The idea was to run through the flow discussed in Crossplane's blog discussing the same use-case as I was interested in.
While it answered most of my questions, I was looking at understanding how to re-use the terraform state as part of the migration exercise.
Pre-requisites
- AWS Account
- AWS CLI & Terraform CLI
- Crossplane k8s cluster with Terraform & AWS Provider
Migration Flow
1. Clone the repo
It's a modified version of upbound's version .
2. Apply Terraform resources
Ensure you have Terraform & AWS CLI configured on your terminal and then apply the following, which provisions a VPC & Subnet:
terraform init
terraform plan -out tf.out
terraform apply "tf.out"
3. Verify the resources
We can see the VPC and Subnet created by Terraform on the AWS console.
4. Upload terraform state to S3
We can now upload the local terraform state file in a S3 bucket.

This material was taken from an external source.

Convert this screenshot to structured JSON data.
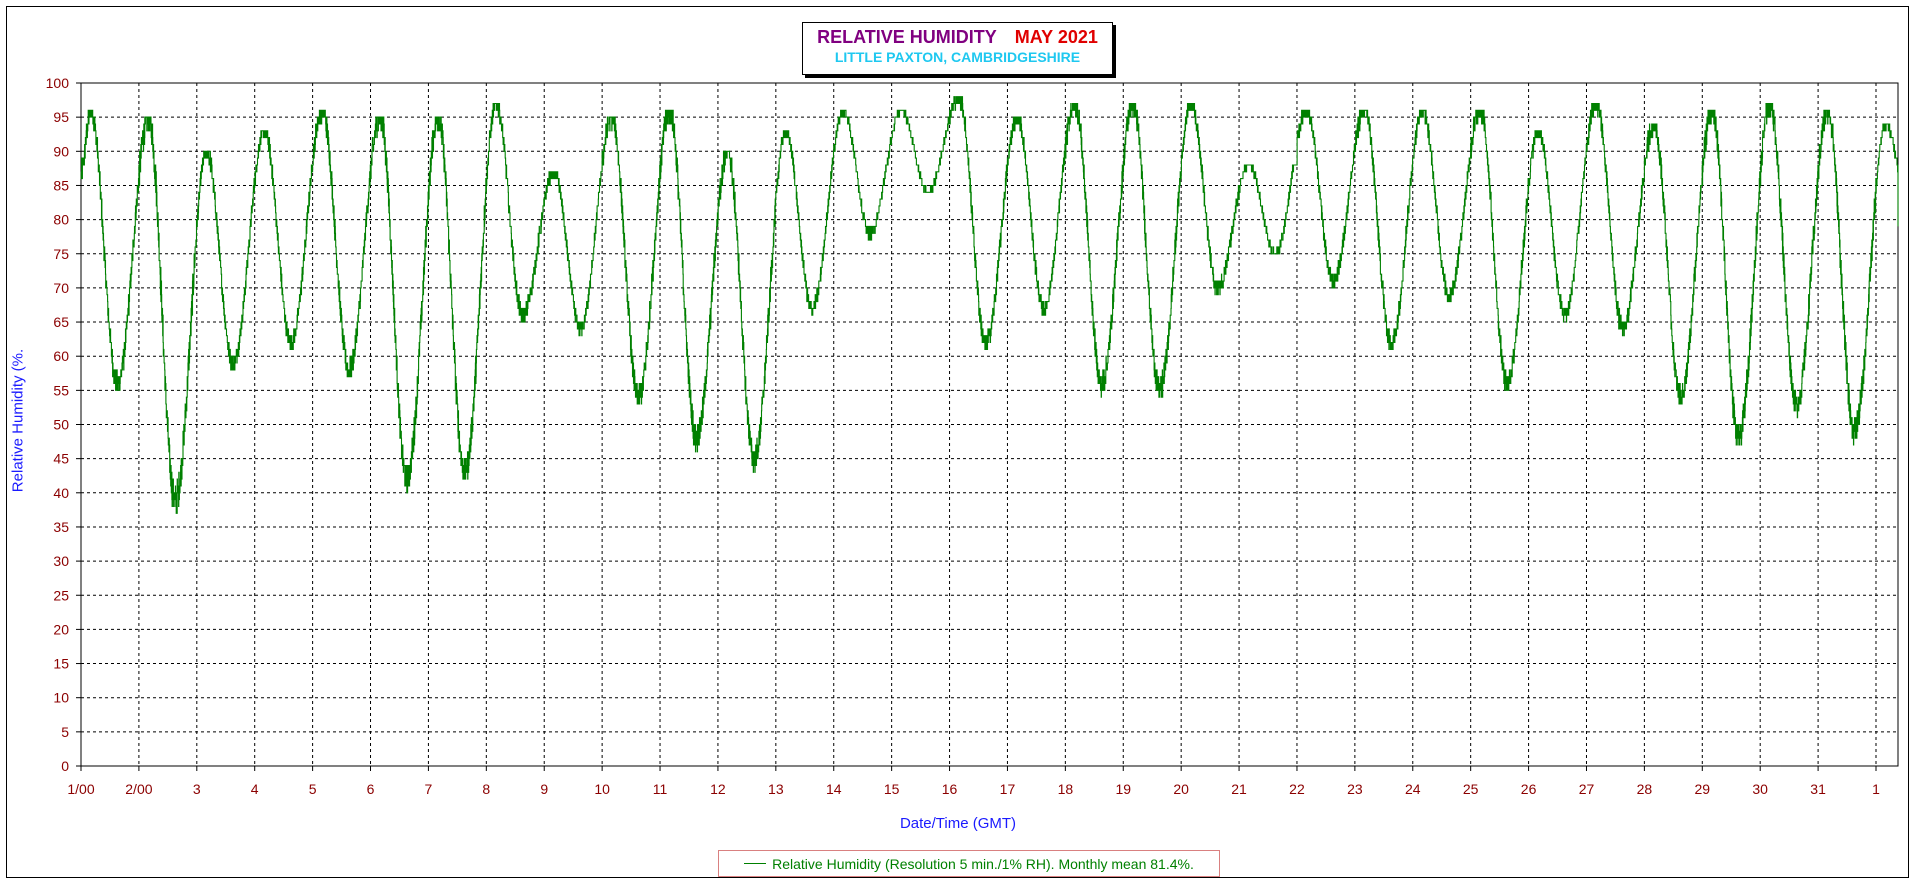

In this example we push it in the bucket "xplanetfstate". This along with the region and the AWS credentials can be configured in the ProviderConfig, which will be used by Crossplane Compositions and Claims in the next sections:
apiVersion: tf.upbound.io/v1beta1
kind: ProviderConfig
metadata:
name: aws-us-east-1
spec:
configuration: |
terraform {
backend "s3" {
bucket = "xplanetfstate"
key = "terraform.tfstate"
region = "us-east-1"
access_key = "KEY"
secret_key = "SECRET"
}
}
provider "aws" {
shared_credentials_file = "aws-creds.ini"
region = "us-east-1"
}
credentials:
- filename: aws-creds.ini
secretRef:
key: creds
name: aws-creds
namespace: crossplane-system
source: Secret
5. Use Terraform Provider by Crossplane
We can achieve the same result using the Terraform workspace but letting it be provisioned via Terraform Provider by Crossplane.
6. Apply via composition
Let's see an example of using a composition to apply the same Terraform module but now via Terraform Provider by Crossplane:
kubectl apply -f crossplane/composition-tf-only/composition.yaml
kubectl apply -f crossplane/composition-tf-only/subnet-tf.yaml
This will provision the same VPC & Subnet but via a workspace object that internally uses Terraform itself.
7. Iterative migration with existing state
We can now take an iterative journey and re-use our existing terraform state that we originally uploaded to S3:
kubectl apply -f crossplane/composition-tf-and-native/composition.yaml
kubectl apply -f crossplane/composition-tf-and-native/subnet-mixed.yaml
In this case the same VPC provisioned originally by Terraform is continued to be used by Crossplane and is managed by Terraform Provider. And the subnet itself is now natively managed by AWS Provider.
8. Fully native
We can eventually move to an entirely native way of managing the resources.
Conclusion
With Terraform Provider and re-using existing Terraform states we are able to assess a migration journey to native Crossplane. And of course with that, all the benefits that Crossplane brings on the table.
Looking forward to evaluating the journey on an actual production workflow!